Martha. Les forces cachées (Steven Laperrière)

Steven Laperrière. – Martha. Les forces cachées. – Saint-Lambert : Éditions La Roupille, 2018. 199 pages.
Récit biographique
Résumé : Je ne l’ai pas oublié. Il est juste derrière moi. Mon Rwanda, ma terre natale.
Pourtant, après que le génocide m’a volé une enfant et peu après le décès de mon mari, une subite envie de fuir s’est imposée à moi. Ce besoin absolu de m’échapper, d’abandonner mon pays pour offrir une vie plus sécuritaire à mes trois enfants s’est fait sentir au plus profond de mon être, jusque dans mes tripes.­ Malgré mon fauteuil roulant, mes limitations et ma situation de femme monoparentale, je devais le faire­: m’expatrier. Pour moi, pour eux.

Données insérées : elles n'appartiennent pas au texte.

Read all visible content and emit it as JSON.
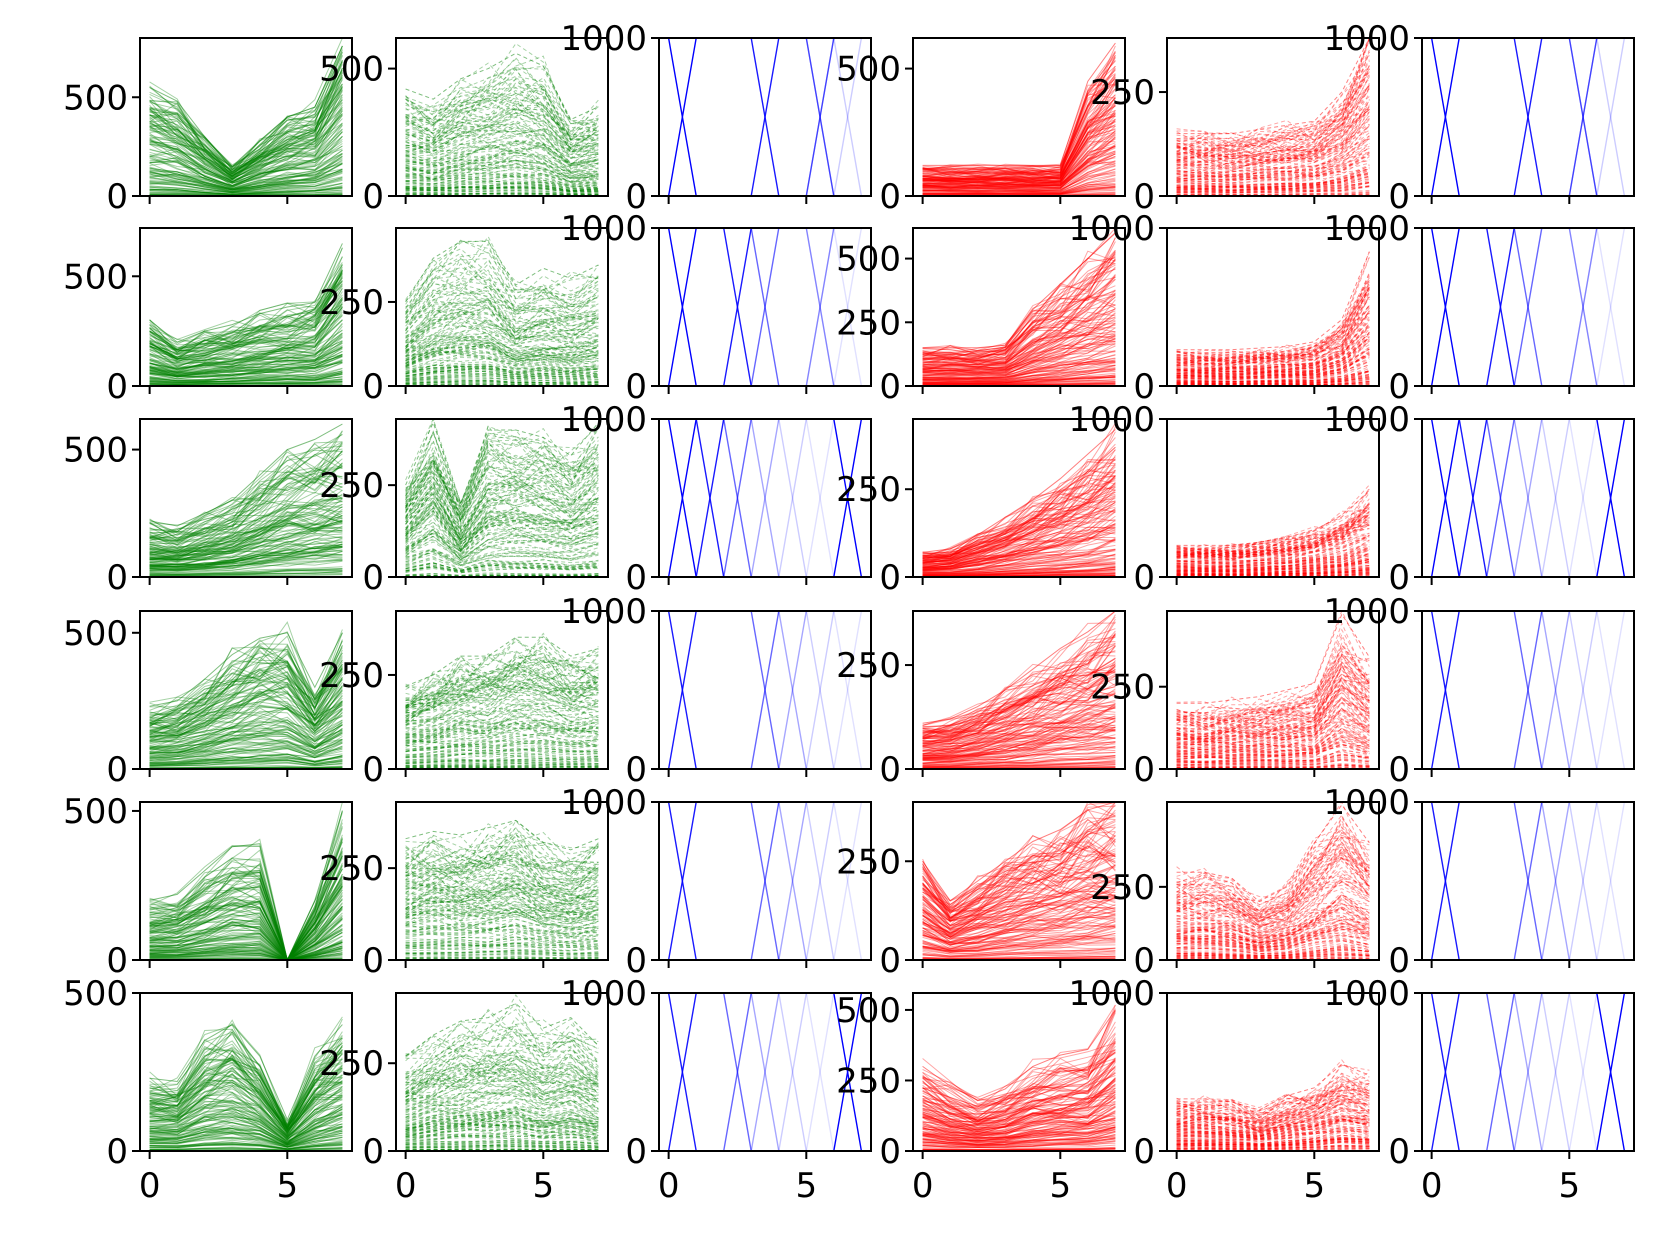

Jamais je n’aurais pu imaginer ce qui m’attendait et ce que serait ma vie de réfugiée, dans ce pays de froid­ : le Québec.
Commentaires : Nous nous faisons une tête concernant l’arrivée parfois massive de réfugiés ainsi que des immigrants dits légaux ou illégaux et des problèmes potentiels qui en découlent à partir des médias et des déclarations des politiciens. Sécurité nationale, criminalité, coûts économiques et sociaux… sont généralement mis de l’avant pour manipuler l’opinion publique.
Mais qu’en est-il du point de vue de la personne qui a dû quitter son pays, sa famille, ses amis et abandonner derrière elle ses biens pour assurer sa propre sécurité et celle de ses enfants? Dans une société d’accueil où les références culturelles sont parfois aux antipodes? Quand on a la peau noire, qu’on doit se véhiculer dans un fauteuil roulant, qu’on est monoparentale avec trois jeunes enfants? Avec toute la volonté de s’intégrer à son nouveau milieu de vie; de survivre à la paperasserie gouvernementale; de trouver logement et emploi; d’apprendre à utiliser les transports en commun, les services de santé…; de faire son épicerie; de se créer un réseau d’amis; ou même d’apprivoiser les services policiers? Et j’en passe.
C’est ce dont témoigne avec un humour bon enfant cette courageuse Africaine dans ce récit biographique qui nous la fait suivre depuis sa terre natale, Rubengera, Rwanda, jusqu’à sa terre d’adoption, Lachine, Québec. Elle qui craint un moment qu’on l’extradait en Chine J.
Steven Laperrière, un militant montréalais pour l’accessibilité universelle des personnes handicapées et défenseur des victimes de discrimination fondée sur le handicap, a recueilli les propos de Martha Twibanire et les a mis en forme de récit. C’est Martha la déterminée, la résiliente, qui nous relate de grands pans de son histoire : son enfance dans son village, son travail à Kigali, son espoir de remarcher (elle qui a été victime toute jeune de poliomyélite), le grand amour de sa vie, le génocide, la grande traversée vers les États-Unis pour prendre ensuite la direction de Montréal,  sa nouvelle vie au Québec à partir de 1999, ses angoisses, son adaptation, le rôle qu’ont joué les Grands Frères et Grandes Sœurs, l’intégration de ses enfants à l’école, son premier Noël et les difficultés rencontrées sur le marché du travail.
N’ayez crainte, vous ne verserez pas de larmes en écoutant Martha. Vous sourirez plus souvent qu’autrement en constatant le caractère parfois ridicule de certaines situations : la cuisson de la première dinde, la question de la minorité invisible, le devoir sur le thème de la sexualité de sa fille de huit ans, le diable qui n’en est pas un, les expressions québécoises (chum, vente de garage…), les déplacements en triporteur... Mais vous serez aussi sensibilisé par les difficultés vécues au quotidien : le transport adapté, l’inaccessibilité des locaux de l’école, les relations avec la clientèle, pour ne nommer que celles-là.
Ce sont là quelques-unes des forces cachées de Martha et combien d’autres qui sont mises en lumière par cet ouvrage que je vous invite à découvrir.
Ce que j’ai aimé : Le ton du récit. L’humour de la narratrice. La leçon de courage.